Étienne a épousé une femme aussi peu favorisée, car elle est muette, rachitique et a un visage ingrat. Irlandaise de naissance, elle a perdu son père dans son pays, puis sa mère, son frère et sa soeur sont morts lors de la traversée de l'Atlantique. Elle vit donc, du point de vue familial, la même situation qu'Étienne.
Un jour, cette Jenny réalise que c'est facile de connaître les prénoms des frères et soeurs disparus de son époux. Il n'y a qu'à demander au prêtre du lieu, car les religieux colligaient tout, dont les occasions de baptême. C'est ainsi qu'Étienne apprend les désignations des siens. Cependant, Jenny le sent encore morose. Or, la femme a un grand talent : elle dessine admirablement bien. C'est ainsi qu'elle dessine à sa façon les visages des enfants de la famille d'Étienne.
Un extrait de La Splendeur des affreux, un des romans les mieux réussis de ma part, malheureusement non commercialisé.
Il désigne ses frères et sœurs par leurs prénoms, se demande laquelle des filles était Antoinette ou Mary. Étienne s’amuse comme un enfant. Mon mari n’a jamais manqué d’imagination, mais cette fois, elle est atténuée par la vérité tant désirée : qui était qui ? Que sont-ils devenus ? En quelles circonstances sont-ils disparus ? Je participe autant à sa joie qu’à ses interrogations. Depuis longtemps, je lui ai présenté ma famille sur papier. Il me demande de sortir ces dessins de mon coffre. Il les disperse sur la table, autour de ceux de ses frères et sœurs. Je cours chercher les gobelets, les assiettes, les bols, les fourchettes. Notre premier repas familial!
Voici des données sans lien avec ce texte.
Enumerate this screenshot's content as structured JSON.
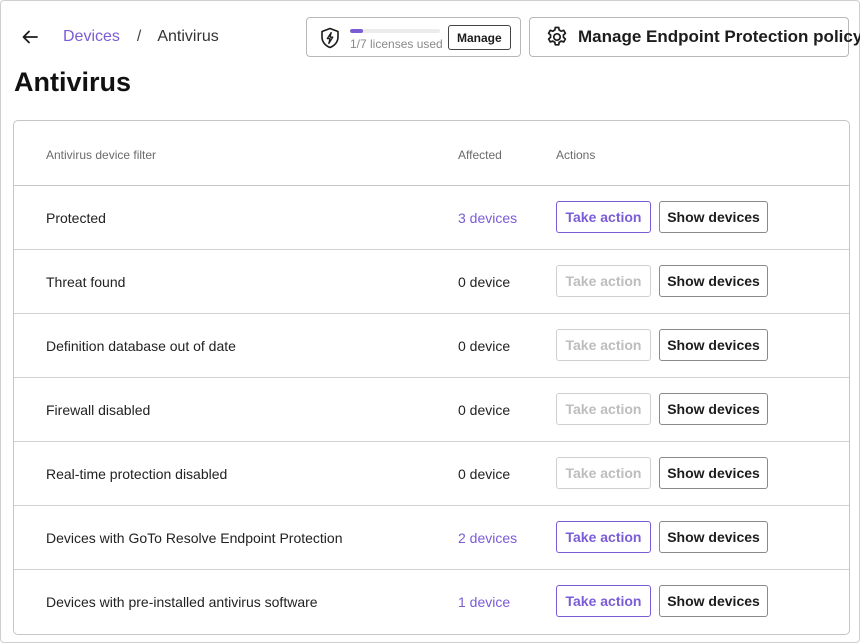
{
  "header": {
    "breadcrumb": {
      "parent": "Devices",
      "separator": "/",
      "current": "Antivirus"
    },
    "licenses": {
      "text": "1/7 licenses used",
      "used": 1,
      "total": 7,
      "manage_label": "Manage"
    },
    "policy_button_label": "Manage Endpoint Protection policy"
  },
  "page_title": "Antivirus",
  "table": {
    "columns": {
      "filter": "Antivirus device filter",
      "affected": "Affected",
      "actions": "Actions"
    },
    "rows": [
      {
        "name": "Protected",
        "affected": "3 devices",
        "affected_link": true,
        "take_action": "Take action",
        "take_action_enabled": true,
        "show_devices": "Show devices"
      },
      {
        "name": "Threat found",
        "affected": "0 device",
        "affected_link": false,
        "take_action": "Take action",
        "take_action_enabled": false,
        "show_devices": "Show devices"
      },
      {
        "name": "Definition database out of date",
        "affected": "0 device",
        "affected_link": false,
        "take_action": "Take action",
        "take_action_enabled": false,
        "show_devices": "Show devices"
      },
      {
        "name": "Firewall disabled",
        "affected": "0 device",
        "affected_link": false,
        "take_action": "Take action",
        "take_action_enabled": false,
        "show_devices": "Show devices"
      },
      {
        "name": "Real-time protection disabled",
        "affected": "0 device",
        "affected_link": false,
        "take_action": "Take action",
        "take_action_enabled": false,
        "show_devices": "Show devices"
      },
      {
        "name": "Devices with GoTo Resolve Endpoint Protection",
        "affected": "2 devices",
        "affected_link": true,
        "take_action": "Take action",
        "take_action_enabled": true,
        "show_devices": "Show devices"
      },
      {
        "name": "Devices with pre-installed antivirus software",
        "affected": "1 device",
        "affected_link": true,
        "take_action": "Take action",
        "take_action_enabled": true,
        "show_devices": "Show devices"
      }
    ]
  },
  "colors": {
    "accent": "#7a5cd6",
    "border": "#c6c6c6",
    "muted_text": "#8a8a8a",
    "disabled_text": "#bdbdbd"
  },
  "icons": {
    "back": "arrow-left-icon",
    "license": "shield-lightning-icon",
    "policy": "gear-icon"
  }
}
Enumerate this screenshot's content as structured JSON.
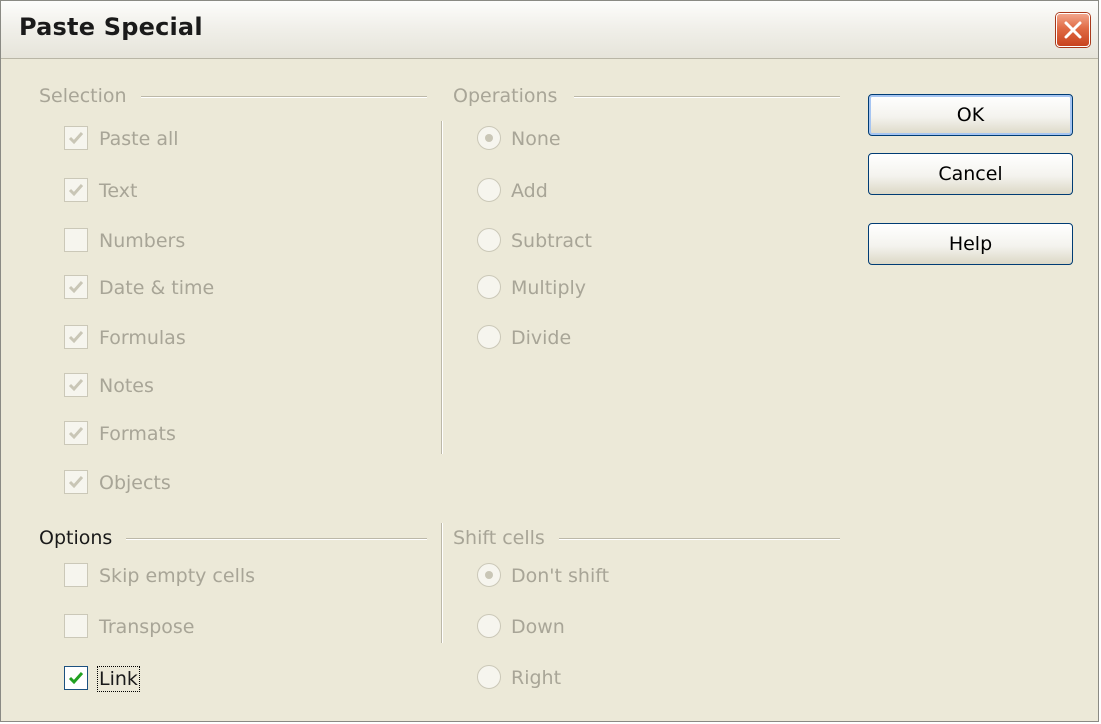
{
  "window": {
    "title": "Paste Special"
  },
  "selection": {
    "heading": "Selection",
    "items": [
      {
        "label": "Paste all",
        "checked": true
      },
      {
        "label": "Text",
        "checked": true
      },
      {
        "label": "Numbers",
        "checked": false
      },
      {
        "label": "Date & time",
        "checked": true
      },
      {
        "label": "Formulas",
        "checked": true
      },
      {
        "label": "Notes",
        "checked": true
      },
      {
        "label": "Formats",
        "checked": true
      },
      {
        "label": "Objects",
        "checked": true
      }
    ]
  },
  "operations": {
    "heading": "Operations",
    "items": [
      {
        "label": "None",
        "selected": true
      },
      {
        "label": "Add",
        "selected": false
      },
      {
        "label": "Subtract",
        "selected": false
      },
      {
        "label": "Multiply",
        "selected": false
      },
      {
        "label": "Divide",
        "selected": false
      }
    ]
  },
  "options": {
    "heading": "Options",
    "items": [
      {
        "label": "Skip empty cells",
        "checked": false
      },
      {
        "label": "Transpose",
        "checked": false
      },
      {
        "label": "Link",
        "checked": true
      }
    ]
  },
  "shift_cells": {
    "heading": "Shift cells",
    "items": [
      {
        "label": "Don't shift",
        "selected": true
      },
      {
        "label": "Down",
        "selected": false
      },
      {
        "label": "Right",
        "selected": false
      }
    ]
  },
  "buttons": {
    "ok": "OK",
    "cancel": "Cancel",
    "help": "Help"
  },
  "colors": {
    "disabled_text": "#a8a597",
    "dialog_bg": "#ece9d8",
    "button_border": "#003c74",
    "close_red": "#d9542e"
  }
}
Chacun apprécie ma cuisine, sauf Anne, si turbulente, ayant passé près de s’envoler avec le vent surgissant d’un volet. Pas très calme, mon petit frère Shawn! Je le remets à l’ordre en lui faisant savoir qu’il donne une mauvaise image de l’Irlande aux Tremblay canadiens. Étienne me recommande de ne pas me montrer si sévère et que l’occasion de la fête peut permettre quelques excès. Il invite tout le monde à une sortie! Comme chacun n’est pas trop lourd avec leurs âmes de papier, ils prennent place sous nos manteaux d’automne, près de nos cœurs. Ma petite bosse d’amour présente aux miens tous ces magnifiques paysages. Il les fait rire avec une chanson. Voilà mon père lui offrant une mélodie irlandaise. Les gens qui nous croisent, je le devine, doivent penser que nous sommes fous. Peu importe! Nous avons droit de montrer ce bonheur à notre famille dessinée. Dans plusieurs années, ces feuilles seront encore près du cœur d’Étienne, mais sa voiture sera pleine de nos propres enfants.
Commentaires
Je suis passé souvent à Chicoutimi, car mon premier éditeur était de cette ville (Jean-Claude Larouche). Par contre, je n'ai traversé la région du Lac St-Jean une seule fois, pour me rendre au salon du livre de l'Abitibi.
Merci de ton commentaire ! Moi aussi de je viens du Québec ( du Saguenay Lac St - Jean ) . J'aime bien venir lire tes extraits de livre . Passe une très belle journée.